Jean Cory Beall (born Jean Susanna Cory; 23 May 1909 – 26 October 1978) was an American artist known for her large scale murals.

Beall lived and worked in Seattle where her work is part of the permanent collection of the Seattle Art Museum.

==Early life==
Jean Susanna Cory was born in Oakland, Alameda, California on 23 May 1909. Her father was a carpenter.

Beall studied at the California College of Arts and Crafts, Parsons School of Design in Paris, France, the Institute Politecnico in Mexico City and the Art Students' League in New York City.

==Career==
In 1936 she assisted her then husband with preparing his preliminary design proposal for the Boeing 314 flying boat by producing colour paintings of the proposed interior of the aircraft.

In 1957 Beall created Water into Electricity (That Man May Use It Freely...), a 37 foot long mosaic in glass tile for the City Light building in Seattle. The mural was moved to Seattle's Museum of History and Industry in 1996.

In 1959 she created a 10.5 foot by 29.5 foot long mural for the General Administration Building in Olympia, Washington.

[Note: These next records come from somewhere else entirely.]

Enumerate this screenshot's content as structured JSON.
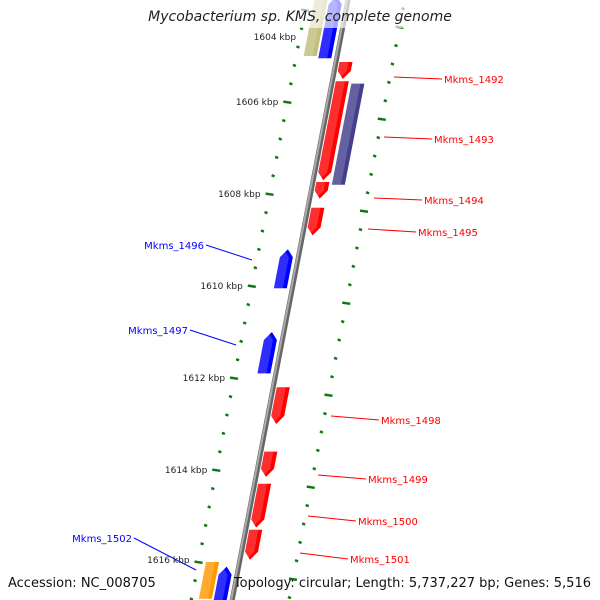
{
  "title": "Mycobacterium sp. KMS, complete genome",
  "footer": {
    "accession": "Accession: NC_008705",
    "topology": "Topology: circular; Length: 5,737,227 bp; Genes: 5,516"
  },
  "colors": {
    "forward": "#0000ff",
    "reverse": "#ff0000",
    "other_outer": "#c2be7e",
    "purple": "#443f8c",
    "orange": "#ff9900",
    "tick": "#117711",
    "backbone": "#888888"
  },
  "scale_ticks": [
    "1604 kbp",
    "1606 kbp",
    "1608 kbp",
    "1610 kbp",
    "1612 kbp",
    "1614 kbp",
    "1616 kbp"
  ],
  "genes": [
    {
      "name": "",
      "strand": "+",
      "track": "outer",
      "color": "#c2be7e",
      "start": 1603.7,
      "end": 1605.0
    },
    {
      "name": "",
      "strand": "+",
      "track": "inner",
      "color": "#0000ff",
      "start": 1603.7,
      "end": 1605.05
    },
    {
      "name": "Mkms_1492",
      "strand": "-",
      "track": "inner",
      "color": "#ff0000",
      "start": 1605.13,
      "end": 1605.5
    },
    {
      "name": "Mkms_1493",
      "strand": "-",
      "track": "inner",
      "color": "#ff0000",
      "start": 1605.55,
      "end": 1607.7
    },
    {
      "name": "",
      "strand": "-",
      "track": "outer",
      "color": "#443f8c",
      "start": 1605.6,
      "end": 1607.8
    },
    {
      "name": "Mkms_1494",
      "strand": "-",
      "track": "inner",
      "color": "#ff0000",
      "start": 1607.74,
      "end": 1608.1
    },
    {
      "name": "Mkms_1495",
      "strand": "-",
      "track": "inner",
      "color": "#ff0000",
      "start": 1608.3,
      "end": 1608.9
    },
    {
      "name": "Mkms_1496",
      "strand": "+",
      "track": "inner",
      "color": "#0000ff",
      "start": 1609.2,
      "end": 1610.05
    },
    {
      "name": "Mkms_1497",
      "strand": "+",
      "track": "inner",
      "color": "#0000ff",
      "start": 1611.0,
      "end": 1611.9
    },
    {
      "name": "Mkms_1498",
      "strand": "-",
      "track": "inner",
      "color": "#ff0000",
      "start": 1612.2,
      "end": 1613.0
    },
    {
      "name": "Mkms_1499",
      "strand": "-",
      "track": "inner",
      "color": "#ff0000",
      "start": 1613.6,
      "end": 1614.15
    },
    {
      "name": "Mkms_1500",
      "strand": "-",
      "track": "inner",
      "color": "#ff0000",
      "start": 1614.3,
      "end": 1615.25
    },
    {
      "name": "Mkms_1501",
      "strand": "-",
      "track": "inner",
      "color": "#ff0000",
      "start": 1615.3,
      "end": 1615.95
    },
    {
      "name": "",
      "strand": "+",
      "track": "outer",
      "color": "#ff9900",
      "start": 1616.0,
      "end": 1616.8
    },
    {
      "name": "Mkms_1502",
      "strand": "+",
      "track": "inner",
      "color": "#0000ff",
      "start": 1616.1,
      "end": 1616.85
    }
  ]
}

Created from Venetian glass tesserae, the mosaic was moved to the Washington State's Helen Sommers building next door in 2018.

Beall was a large proponent of utilizing a portion of public construction budgets to help fund art. In 1961 she was invited to serve on the State's Inaugural Arts Commission but then Governor Albert Rosellini.

==Personal life==
In the Cathedral Church of St. Mark, Seattle, Washington State on 18 August 1934 she married aeronautical engineer Wellwood Edmeston Beall who went on to have a successful career at Boeing.

The couple had three children.
The couple divorced in October 1968 in Los Angeles City, California.

In 1970 she moved to Honolulu, Hawaii.
She died at the age of 69 in Honolulu, Hawaii, on 26 October 1978.